Australian Open’s ‘extreme heat policy’ is tweaked after heavy criticism

There was a groundswell of criticism from players over stoppages, mainly over the lack of transparency about when the policy would be implemented as it was entirely at the discretion of the tournament referee.
Tennis fans cool off on the second day of the Australian Open Grand Slam tennis tournament in Melbourne, Australia, 14 January 2014, on a day of 42 Celsius temperatures which are expected to linger throughout the week at the hothouse Australian Open.  EPA/MAST IRHAM
Tennis fans cool off on the second day of the Australian Open Grand Slam tennis tournament in Melbourne, Australia, 14 January 2014, on a day of 42 Celsius temperatures which are expected to linger throughout the week at the hothouse Australian Open.

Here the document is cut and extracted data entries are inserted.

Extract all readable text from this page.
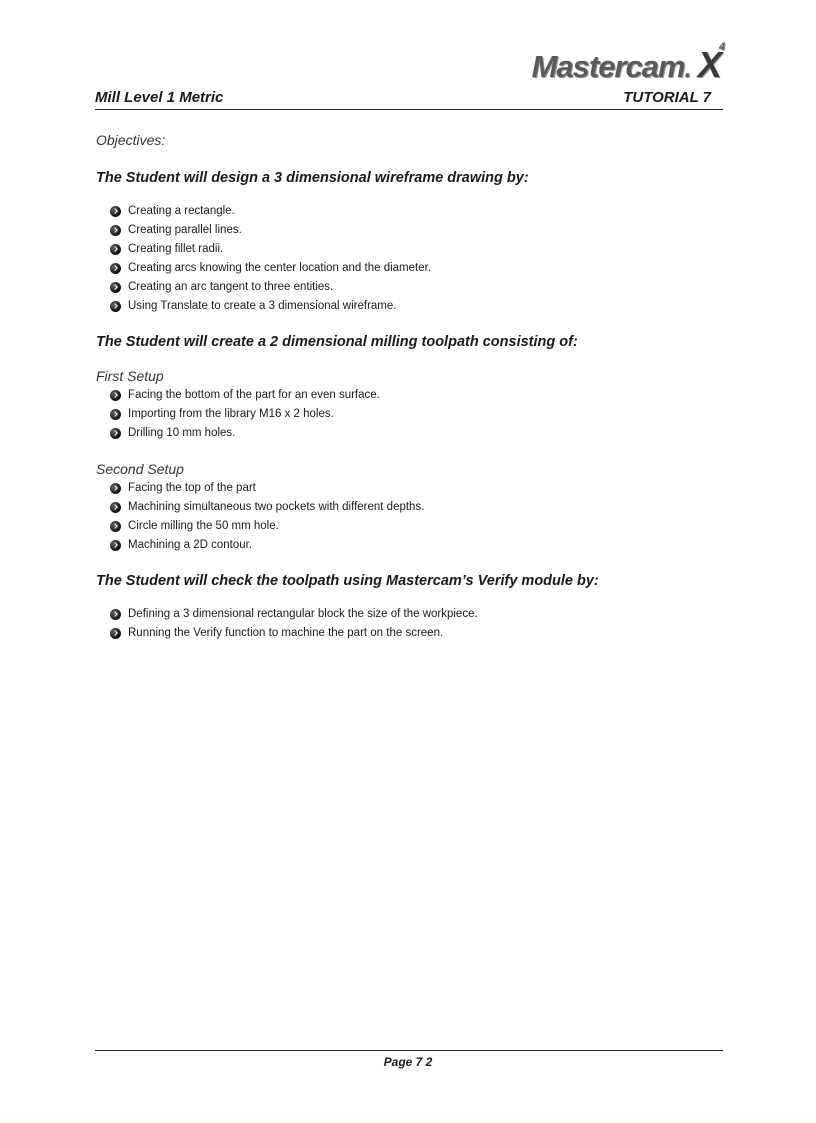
Mastercam. $X^4$
Mill Level 1 Metric	TUTORIAL 7
Objectives:
The Student will design a 3 dimensional wireframe drawing by:
Creating a rectangle.
Creating parallel lines.
Creating fillet radii.
Creating arcs knowing the center location and the diameter.
Creating an arc tangent to three entities.
Using Translate to create a 3 dimensional wireframe.
The Student will create a 2 dimensional milling toolpath consisting of:
First Setup
Facing the bottom of the part for an even surface.
Importing from the library M16 x 2 holes.
Drilling 10 mm holes.
Second Setup
Facing the top of the part
Machining simultaneous two pockets with different depths.
Circle milling the 50 mm hole.
Machining a 2D contour.
The Student will check the toolpath using Mastercam’s Verify module by:
Defining a 3 dimensional rectangular block the size of the workpiece.
Running the Verify function to machine the part on the screen.
Page 7 2
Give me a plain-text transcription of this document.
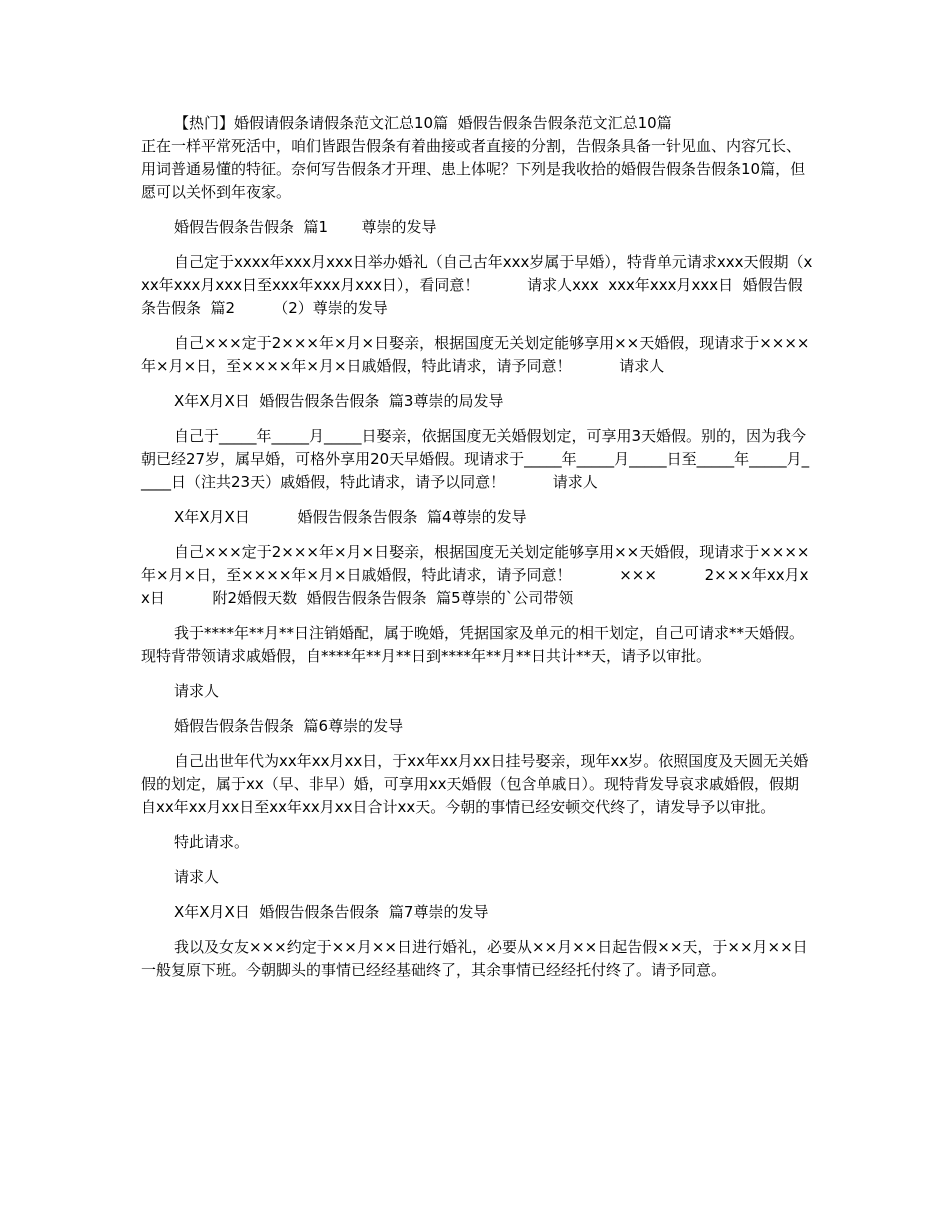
【热门】婚假请假条请假条范文汇总10篇  婚假告假条告假条范文汇总10篇

正在一样平常死活中，咱们皆跟告假条有着曲接或者直接的分割，告假条具备一针见血、内容冗长、用词普通易懂的特征。奈何写告假条才开理、患上体呢？下列是我收拾的婚假告假条告假条10篇，但愿可以关怀到年夜家。

婚假告假条告假条  篇1       尊崇的发导

自己定于xxxx年xxx月xxx日举办婚礼（自己古年xxx岁属于早婚），特背单元请求xxx天假期（xxx年xxx月xxx日至xxx年xxx月xxx日），看同意！          请求人xxx  xxx年xxx月xxx日  婚假告假条告假条  篇2        （2）尊崇的发导

自己×××定于2×××年×月×日娶亲，根据国度无关划定能够享用××天婚假，现请求于××××年×月×日，至××××年×月×日戚婚假，特此请求，请予同意！          请求人

X年X月X日  婚假告假条告假条  篇3尊崇的局发导

自己于_____年_____月_____日娶亲，依据国度无关婚假划定，可享用3天婚假。别的，因为我今朝已经27岁，属早婚，可格外享用20天早婚假。现请求于_____年_____月_____日至_____年_____月_____日（注共23天）戚婚假，特此请求，请予以同意！          请求人

X年X月X日          婚假告假条告假条  篇4尊崇的发导

自己×××定于2×××年×月×日娶亲，根据国度无关划定能够享用××天婚假，现请求于××××年×月×日，至××××年×月×日戚婚假，特此请求，请予同意！          ×××          2×××年xx月xx日          附2婚假天数  婚假告假条告假条  篇5尊崇的`公司带领

我于****年**月**日注销婚配，属于晚婚，凭据国家及单元的相干划定，自己可请求**天婚假。现特背带领请求戚婚假，自****年**月**日到****年**月**日共计**天，请予以审批。

请求人

婚假告假条告假条  篇6尊崇的发导

自己出世年代为xx年xx月xx日，于xx年xx月xx日挂号娶亲，现年xx岁。依照国度及天圆无关婚假的划定，属于xx（早、非早）婚，可享用xx天婚假（包含单戚日）。现特背发导哀求戚婚假，假期自xx年xx月xx日至xx年xx月xx日合计xx天。今朝的事情已经安顿交代终了，请发导予以审批。

特此请求。

请求人

X年X月X日  婚假告假条告假条  篇7尊崇的发导

我以及女友×××约定于××月××日进行婚礼，必要从××月××日起告假××天，于××月××日一般复原下班。今朝脚头的事情已经经基础终了，其余事情已经经托付终了。请予同意。
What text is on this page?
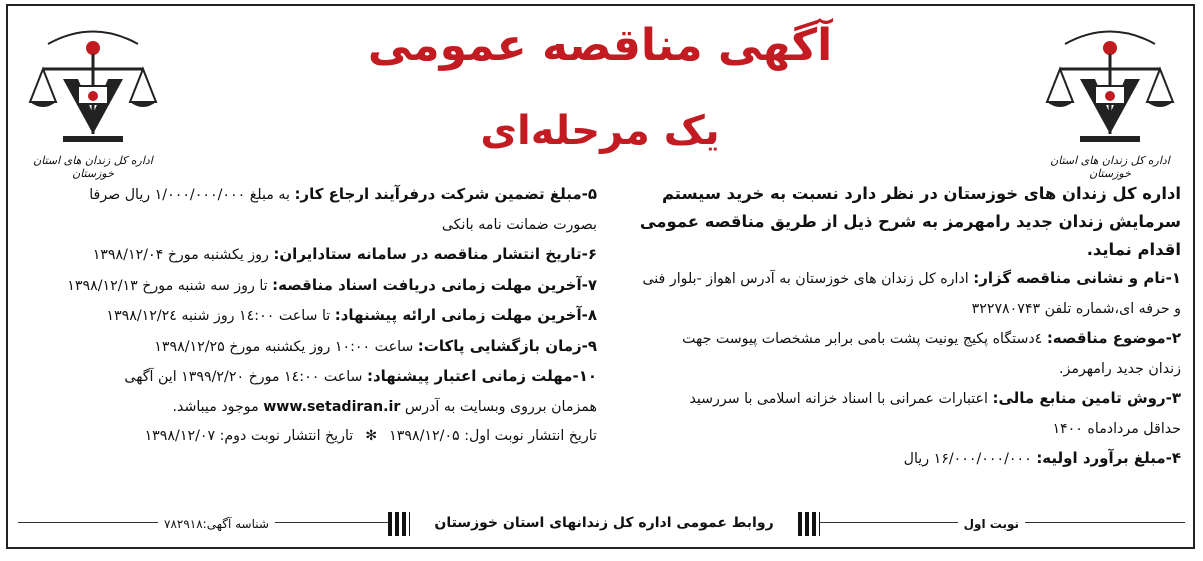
اداره کل زندان های استان خوزستان
اداره کل زندان های استان خوزستان
آگهی مناقصه عمومی
یک مرحله‌ای

اداره کل زندان های خوزستان در نظر دارد نسبت به خرید سیستم سرمایش زندان جدید رامهرمز به شرح ذیل از طریق مناقصه عمومی اقدام نماید.

۱-نام و نشانی مناقصه گزار: اداره کل زندان های خوزستان به آدرس اهواز -بلوار فنی

و حرفه ای،شماره تلفن ۳۲۲۷۸۰۷۴۳

۲-موضوع مناقصه: ٤دستگاه پکیج یونیت پشت بامی برابر مشخصات پیوست جهت

زندان جدید رامهرمز.

۳-روش تامین منابع مالی: اعتبارات عمرانی با اسناد خزانه اسلامی با سررسید

حداقل مردادماه ۱۴۰۰

۴-مبلغ برآورد اولیه: ۱۶/۰۰۰/۰۰۰/۰۰۰ ریال

۵-مبلغ تضمین شرکت درفرآیند ارجاع کار: به مبلغ ۱/۰۰۰/۰۰۰/۰۰۰ ریال صرفا

بصورت ضمانت نامه بانکی

۶-تاریخ انتشار مناقصه در سامانه ستادایران: روز یکشنبه مورخ ۱۳۹۸/۱۲/۰۴

۷-آخرین مهلت زمانی دریافت اسناد مناقصه: تا روز سه شنبه مورخ ۱۳۹۸/۱۲/۱۳

۸-آخرین مهلت زمانی ارائه پیشنهاد: تا ساعت ۱٤:۰۰ روز شنبه ۱۳۹۸/۱۲/۲٤

۹-زمان بازگشایی پاکات: ساعت ۱۰:۰۰ روز یکشنبه مورخ ۱۳۹۸/۱۲/۲۵

۱۰-مهلت زمانی اعتبار پیشنهاد: ساعت ۱٤:۰۰ مورخ ۱۳۹۹/۲/۲۰ این آگهی

همزمان برروی وبسایت به آدرس www.setadiran.ir موجود میباشد.

تاریخ انتشار نوبت اول: ۱۳۹۸/۱۲/۰۵✻تاریخ انتشار نوبت دوم: ۱۳۹۸/۱۲/۰۷

نوبت اول
روابط عمومی اداره کل زندانهای استان خوزستان
شناسه آگهی:۷۸۲۹۱۸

EPA/MAST IRHAM

MELBOURNE // Australian Open organisers have tweaked their “Extreme Heat Policy” for next month’s 2015 tournament after being accused of forcing players to perform in “inhumane” conditions during a heatwave in January.

Despite water bottles melting, ballboys collapsing and players vomiting and passing out when temperatures exceeded 40 degrees for four days at this year’s tournament, play was stopped for only four hours on the outer courts.

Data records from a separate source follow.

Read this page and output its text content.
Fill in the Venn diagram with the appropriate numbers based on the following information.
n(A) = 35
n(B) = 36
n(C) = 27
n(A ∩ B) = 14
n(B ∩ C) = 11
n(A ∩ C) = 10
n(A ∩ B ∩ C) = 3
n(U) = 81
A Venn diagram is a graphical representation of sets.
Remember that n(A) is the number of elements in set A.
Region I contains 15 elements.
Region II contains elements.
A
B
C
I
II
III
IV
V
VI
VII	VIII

There was a groundswell of criticism from players, mainly over the lack of transparency about when the policy would be implemented as it was entirely at the discretion of the tournament referee and not triggered by temperatures reaching a certain level.

Tournament director Craig Tiley said yesterday the addition of a roof over a third showcourt, the Margaret Court Arena, would mitigate the effects of hot weather, and he hoped the changes to the policy would make matters clearer to players.

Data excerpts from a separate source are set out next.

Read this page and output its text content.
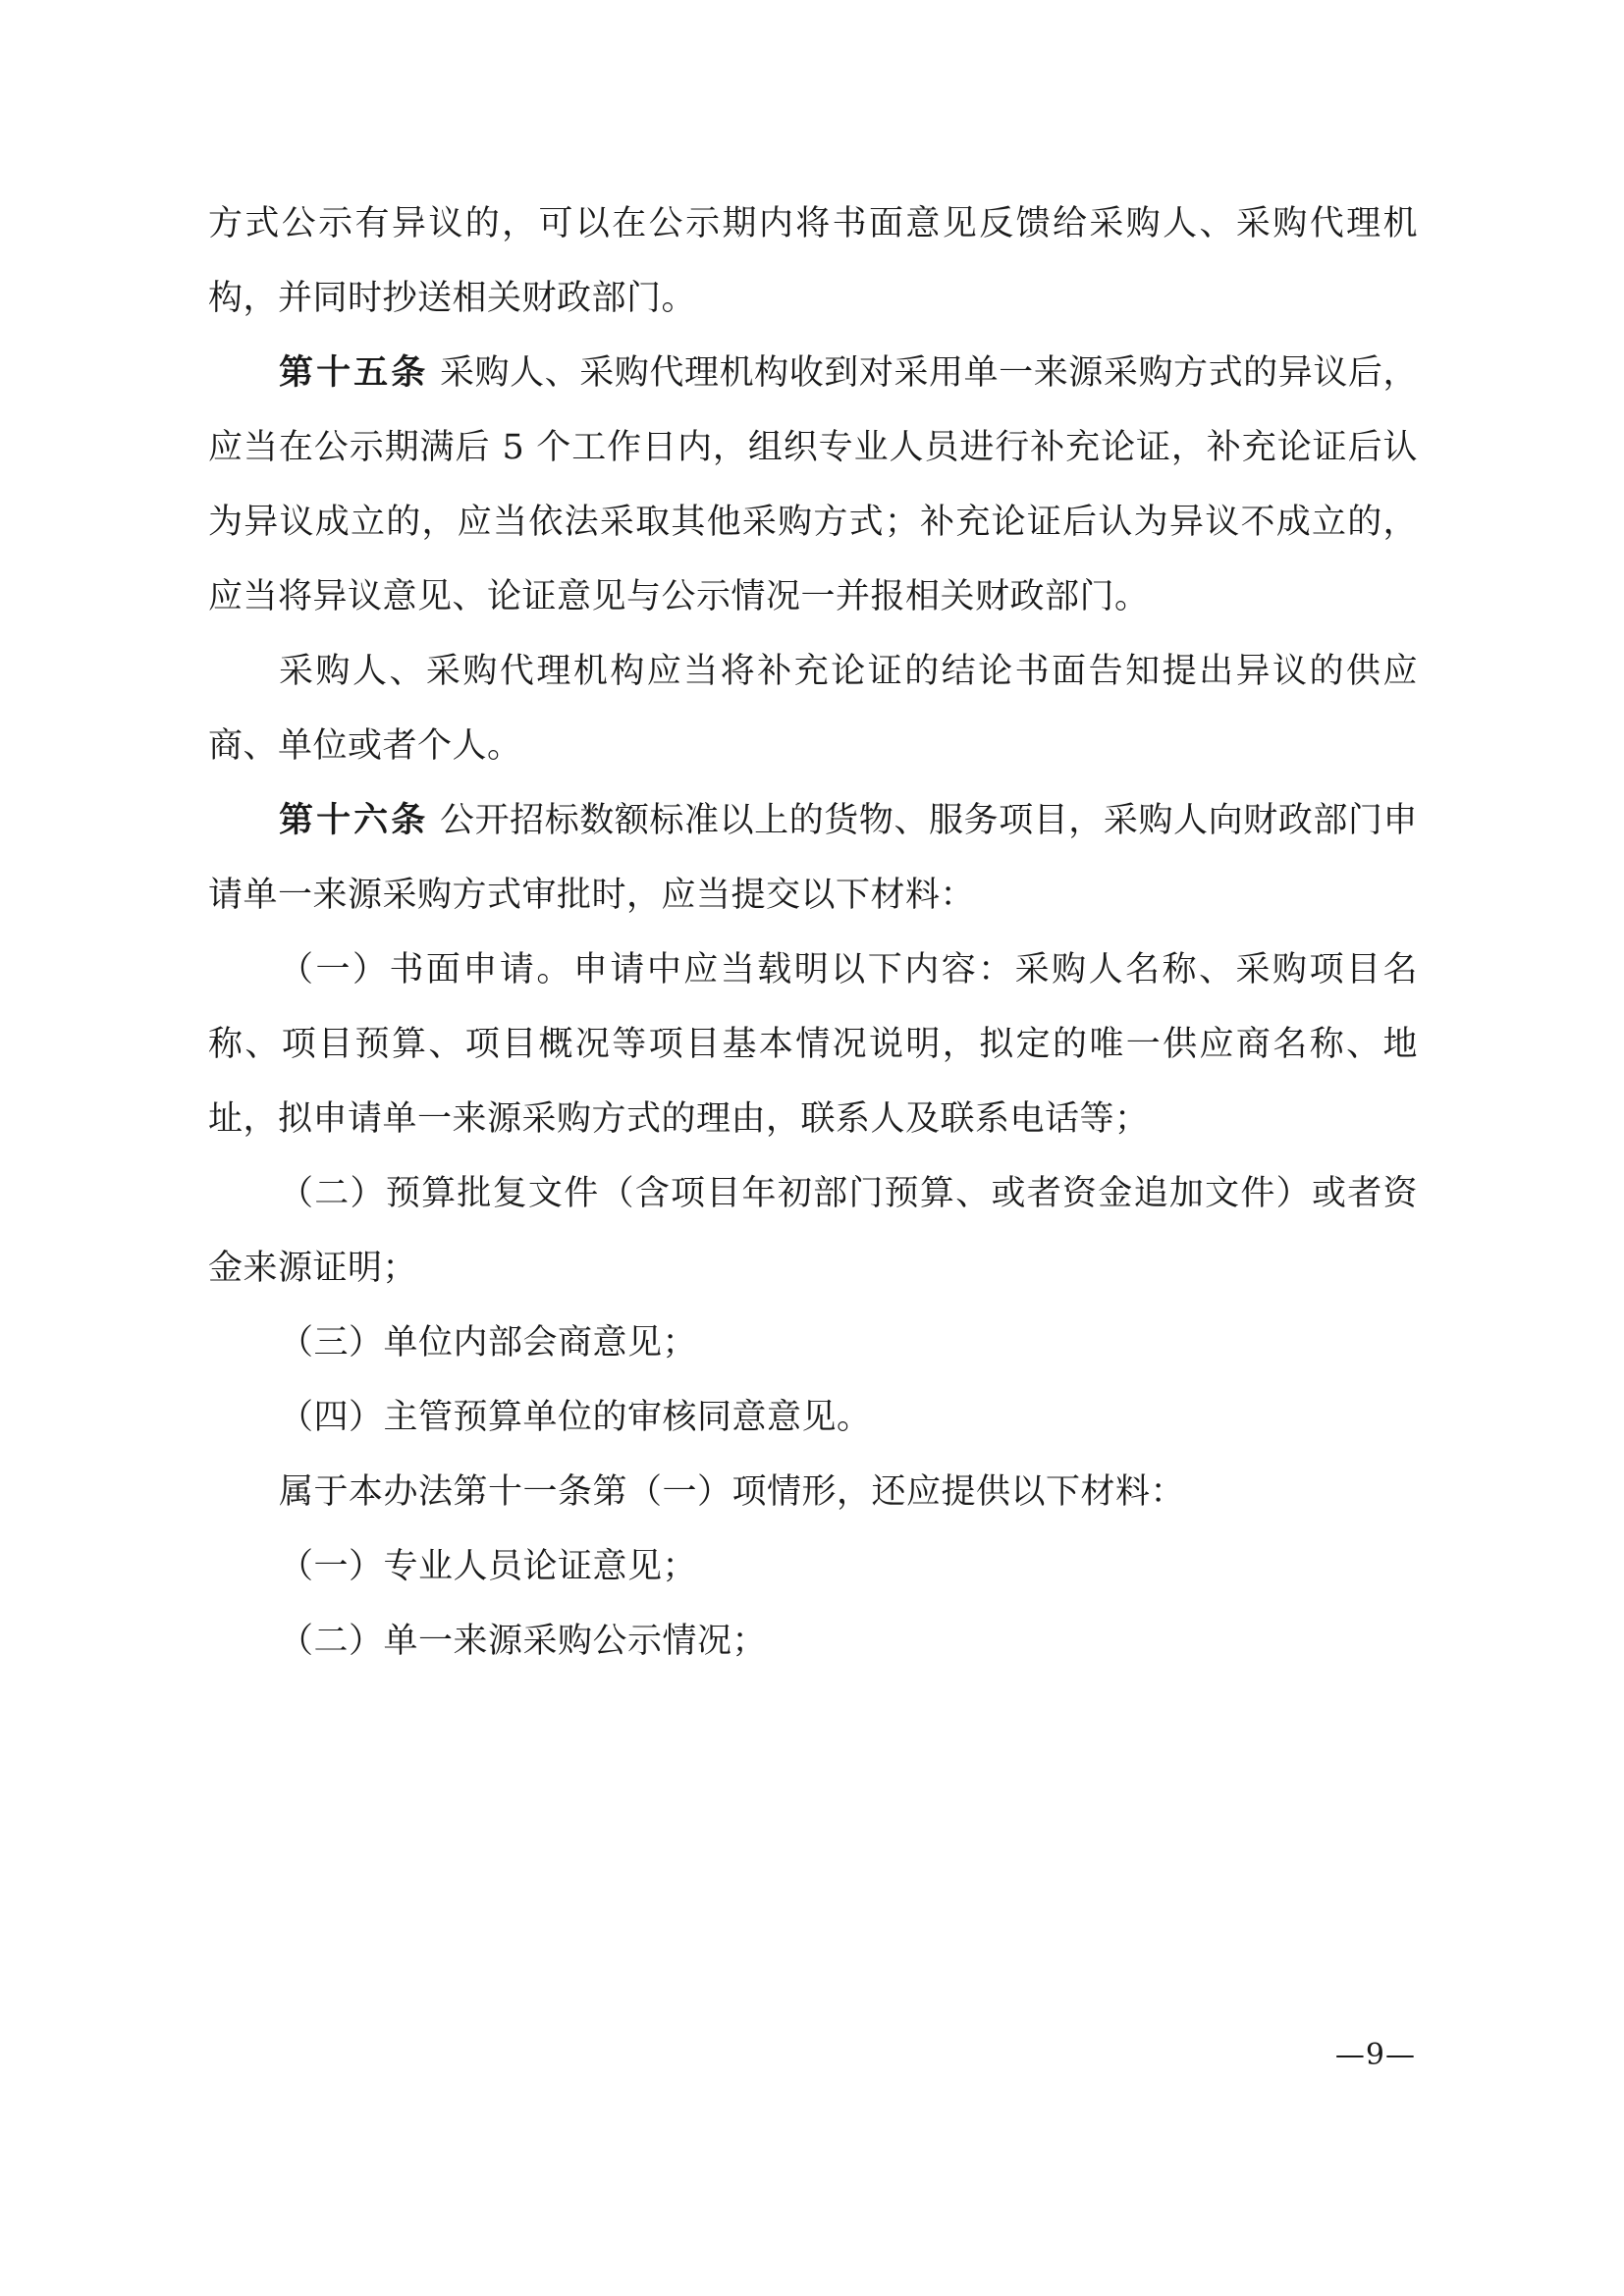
方式公示有异议的，可以在公示期内将书面意见反馈给采购人、采购代理机构，并同时抄送相关财政部门。

第十五条 采购人、采购代理机构收到对采用单一来源采购方式的异议后，应当在公示期满后 5 个工作日内，组织专业人员进行补充论证，补充论证后认为异议成立的，应当依法采取其他采购方式；补充论证后认为异议不成立的，应当将异议意见、论证意见与公示情况一并报相关财政部门。

采购人、采购代理机构应当将补充论证的结论书面告知提出异议的供应商、单位或者个人。

第十六条 公开招标数额标准以上的货物、服务项目，采购人向财政部门申请单一来源采购方式审批时，应当提交以下材料：

（一）书面申请。申请中应当载明以下内容：采购人名称、采购项目名称、项目预算、项目概况等项目基本情况说明，拟定的唯一供应商名称、地址，拟申请单一来源采购方式的理由，联系人及联系电话等；

（二）预算批复文件（含项目年初部门预算、或者资金追加文件）或者资金来源证明；

（三）单位内部会商意见；

（四）主管预算单位的审核同意意见。

属于本办法第十一条第（一）项情形，还应提供以下材料：

（一）专业人员论证意见；

（二）单一来源采购公示情况；

—9—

“The heat policy, as always, will be applied at the referee’s discretion,” Tiley said.

“The decision on implementing the heat policy will take into account the forecast once the ambient temperature exceeds 40 degrees Celsius, and the Wet Bulb Global Temperature [WBGT] reading exceeds 32.5.

“When conditions exceed these levels, the referee is taking into account the forecast and state of play when making his discretionary call.”

Rather than use the raw Celsius readings to assess the heat, organisers prefer to use the WBGT composite, which also gauges humidity and wind to identify the perceived ­conditions.

In another change, when the policy is enacted matches in progress will continue until the end of an even number of games in that set or the completion of a tie-breaker, limiting the exposure of players to the heat.

The loudest complaints in January came from Canadian player Frank Dancevic, who lambasted organisers after collapsing during his first-round match on an uncovered outside court.

“I think it’s inhumane, I don’t think it’s fair to anybody. To the players, to the fans, to the sport, when you see players pulling out of matches, passing out,” he said.

“Having players with so many problems and complaining to the tournament that it’s too hot to play, until somebody dies, they just keep going on with it and putting matches on in this heat.”

Meteorologist Bob Leighton said long-range forecasts indicated that there would be no similar heatwave this year at the January 19 to February 1 tournament at Melbourne Park.

“At this stage it’s looking like a normal summer, perhaps slightly warmer, with only one day hitting around 40 degrees, and little or no rain forecast,” he said.